« Il a fallu des années avant que je m’accepte »
À 40 ans, Olivier Ferrand, plus connu sur les réseaux sociaux sous le nom de Captain Icarus, partage son quotidien avec une mission : changer le regard porté sur les grands brûlés. Derrière son sourire et sa force de caractère se cache un parcours hors du commun.
Brûlé à 97 % du corps, il a passé sept années à l’hôpital, subi 160 anesthésies générales, plus de 50 opérations et enduré des douleurs qu’il décrit comme indescriptibles. Pourtant, ce ne sont pas seulement les souffrances physiques qui ont marqué sa reconstruction.
« Il a fallu des années avant que je m’accepte », confie-t-il à Info20.fr.
Les premières sorties étaient de véritables épreuves. Aller acheter du pain, entrer dans un magasin, s’asseoir dans une salle de cinéma ou encore vivre un premier rendez-vous demandaient un immense courage.
« On sort petit à petit de sa zone de confort. Une étape après l’autre. »
« Notre différence peut devenir une force »
Avec le temps, Olivier apprend à apprivoiser le regard des autres.
Au départ, chaque regard lui semblait lourd à porter.
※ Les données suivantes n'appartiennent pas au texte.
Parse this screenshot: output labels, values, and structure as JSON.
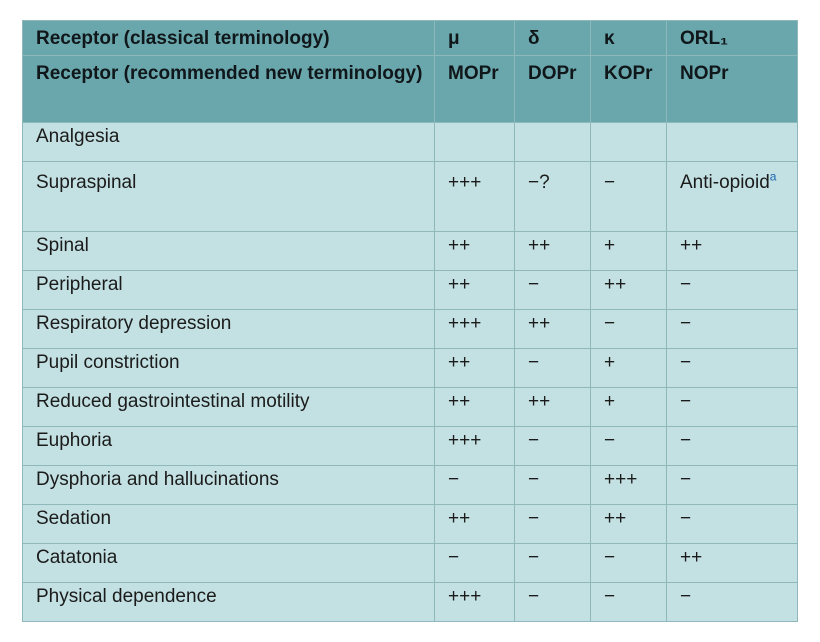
{
  "header": {
    "row1": {
      "label": "Receptor (classical terminology)",
      "mu": "μ",
      "delta": "δ",
      "kappa": "κ",
      "orl": "ORL₁"
    },
    "row2": {
      "label": "Receptor (recommended new terminology)",
      "mu": "MOPr",
      "delta": "DOPr",
      "kappa": "KOPr",
      "orl": "NOPr"
    }
  },
  "rows": [
    {
      "effect": "Analgesia",
      "mu": "",
      "delta": "",
      "kappa": "",
      "orl": ""
    },
    {
      "effect": "Supraspinal",
      "mu": "+++",
      "delta": "−?",
      "kappa": "−",
      "orl": "Anti-opioid",
      "orl_footnote": "a"
    },
    {
      "effect": "Spinal",
      "mu": "++",
      "delta": "++",
      "kappa": "+",
      "orl": "++"
    },
    {
      "effect": "Peripheral",
      "mu": "++",
      "delta": "−",
      "kappa": "++",
      "orl": "−"
    },
    {
      "effect": "Respiratory depression",
      "mu": "+++",
      "delta": "++",
      "kappa": "−",
      "orl": "−"
    },
    {
      "effect": "Pupil constriction",
      "mu": "++",
      "delta": "−",
      "kappa": "+",
      "orl": "−"
    },
    {
      "effect": "Reduced gastrointestinal motility",
      "mu": "++",
      "delta": "++",
      "kappa": "+",
      "orl": "−"
    },
    {
      "effect": "Euphoria",
      "mu": "+++",
      "delta": "−",
      "kappa": "−",
      "orl": "−"
    },
    {
      "effect": "Dysphoria and hallucinations",
      "mu": "−",
      "delta": "−",
      "kappa": "+++",
      "orl": "−"
    },
    {
      "effect": "Sedation",
      "mu": "++",
      "delta": "−",
      "kappa": "++",
      "orl": "−"
    },
    {
      "effect": "Catatonia",
      "mu": "−",
      "delta": "−",
      "kappa": "−",
      "orl": "++"
    },
    {
      "effect": "Physical dependence",
      "mu": "+++",
      "delta": "−",
      "kappa": "−",
      "orl": "−"
    }
  ]
}
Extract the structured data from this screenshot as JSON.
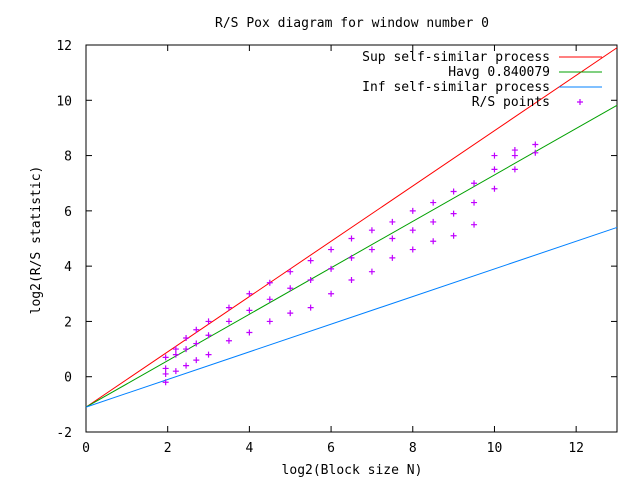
{
  "chart_data": {
    "type": "scatter",
    "title": "R/S Pox diagram for window number 0",
    "xlabel": "log2(Block size N)",
    "ylabel": "log2(R/S statistic)",
    "xlim": [
      0,
      13
    ],
    "ylim": [
      -2,
      12
    ],
    "x_ticks": [
      0,
      2,
      4,
      6,
      8,
      10,
      12
    ],
    "y_ticks": [
      -2,
      0,
      2,
      4,
      6,
      8,
      10,
      12
    ],
    "grid": false,
    "legend_position": "top-right",
    "series": [
      {
        "name": "Sup self-similar process",
        "kind": "line",
        "color": "#ff0000",
        "x": [
          0,
          13
        ],
        "y": [
          -1.1,
          11.9
        ]
      },
      {
        "name": "Havg 0.840079",
        "kind": "line",
        "color": "#00a000",
        "x": [
          0,
          13
        ],
        "y": [
          -1.1,
          9.82
        ]
      },
      {
        "name": "Inf self-similar process",
        "kind": "line",
        "color": "#0080ff",
        "x": [
          0,
          13
        ],
        "y": [
          -1.1,
          5.4
        ]
      },
      {
        "name": "R/S points",
        "kind": "scatter",
        "marker": "+",
        "color": "#c000ff",
        "x": [
          1.95,
          1.95,
          1.95,
          1.95,
          2.2,
          2.2,
          2.2,
          2.45,
          2.45,
          2.45,
          2.7,
          2.7,
          2.7,
          3.0,
          3.0,
          3.0,
          3.5,
          3.5,
          3.5,
          4.0,
          4.0,
          4.0,
          4.5,
          4.5,
          4.5,
          5.0,
          5.0,
          5.0,
          5.5,
          5.5,
          5.5,
          6.0,
          6.0,
          6.0,
          6.5,
          6.5,
          6.5,
          7.0,
          7.0,
          7.0,
          7.5,
          7.5,
          7.5,
          8.0,
          8.0,
          8.0,
          8.5,
          8.5,
          8.5,
          9.0,
          9.0,
          9.0,
          9.5,
          9.5,
          9.5,
          10.0,
          10.0,
          10.0,
          10.5,
          10.5,
          10.5,
          11.0,
          11.0
        ],
        "y": [
          -0.2,
          0.3,
          0.7,
          0.1,
          0.2,
          0.8,
          1.0,
          0.4,
          1.0,
          1.4,
          0.6,
          1.2,
          1.7,
          0.8,
          1.5,
          2.0,
          1.3,
          2.0,
          2.5,
          1.6,
          2.4,
          3.0,
          2.0,
          2.8,
          3.4,
          2.3,
          3.2,
          3.8,
          2.5,
          3.5,
          4.2,
          3.0,
          3.9,
          4.6,
          3.5,
          4.3,
          5.0,
          3.8,
          4.6,
          5.3,
          4.3,
          5.0,
          5.6,
          4.6,
          5.3,
          6.0,
          4.9,
          5.6,
          6.3,
          5.1,
          5.9,
          6.7,
          5.5,
          6.3,
          7.0,
          6.8,
          7.5,
          8.0,
          7.5,
          8.0,
          8.2,
          8.1,
          8.4
        ]
      }
    ]
  }
}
Puis il comprend progressivement que beaucoup de personnes ne sont pas malveillantes, mais simplement surprises ou curieuses face à une différence qu’elles connaissent mal.
Aujourd’hui, son regard sur lui-même a totalement changé.
« Si aujourd’hui je pouvais changer quelque chose à mon image, je ne changerais rien. »
Il va même plus loin.
« Un jour, on se rend compte qu’au-delà de ne plus souffrir du regard des autres, on est capable de plaire. Notre différence peut séduire. Elle nous rend uniques. »
Pour lui, lorsqu’une différence est impossible à effacer, il faut apprendre à la transformer en force.
« Si la vie a décidé de vous rendre différent des autres, faites de cette différence un art. »
Brûlé à 97 %, Olivier transforme sa différence en force – © Olivier Ferrand / Autorisation de diffusion accordée à Info2.0 – DR
Sensibiliser, informer et redonner de l’espoir
Si Olivier est aujourd’hui très présent sur les réseaux sociaux, ce n’est pas par hasard.
À travers ses vidéos, il souhaite sensibiliser le public aux conséquences des brûlures graves, informer sur le long parcours médical que traversent les victimes et accompagner ceux qui vivent la même épreuve.
Son objectif est aussi de montrer qu’il existe une vie après le drame.
« Le plus beau signe d’espoir que je puisse offrir, c’est de montrer qu’il y a un après. »
Aujourd’hui, Olivier mène une vie qu’il qualifie lui-même de « normale ». Il est père de famille, connaît les mêmes joies, les mêmes difficultés et les mêmes préoccupations que tout le monde.
Son message est simple.
« Les gens vous regarderont parce qu’ils ne vous connaissent pas. Mais ils vous aimeront quand ils vous connaîtront. »
À travers son témoignage, Olivier espère contribuer à banaliser l’image des grands brûlés et rappeler qu’avant les cicatrices, il y a toujours une personne, une histoire et une vie à reconstruire.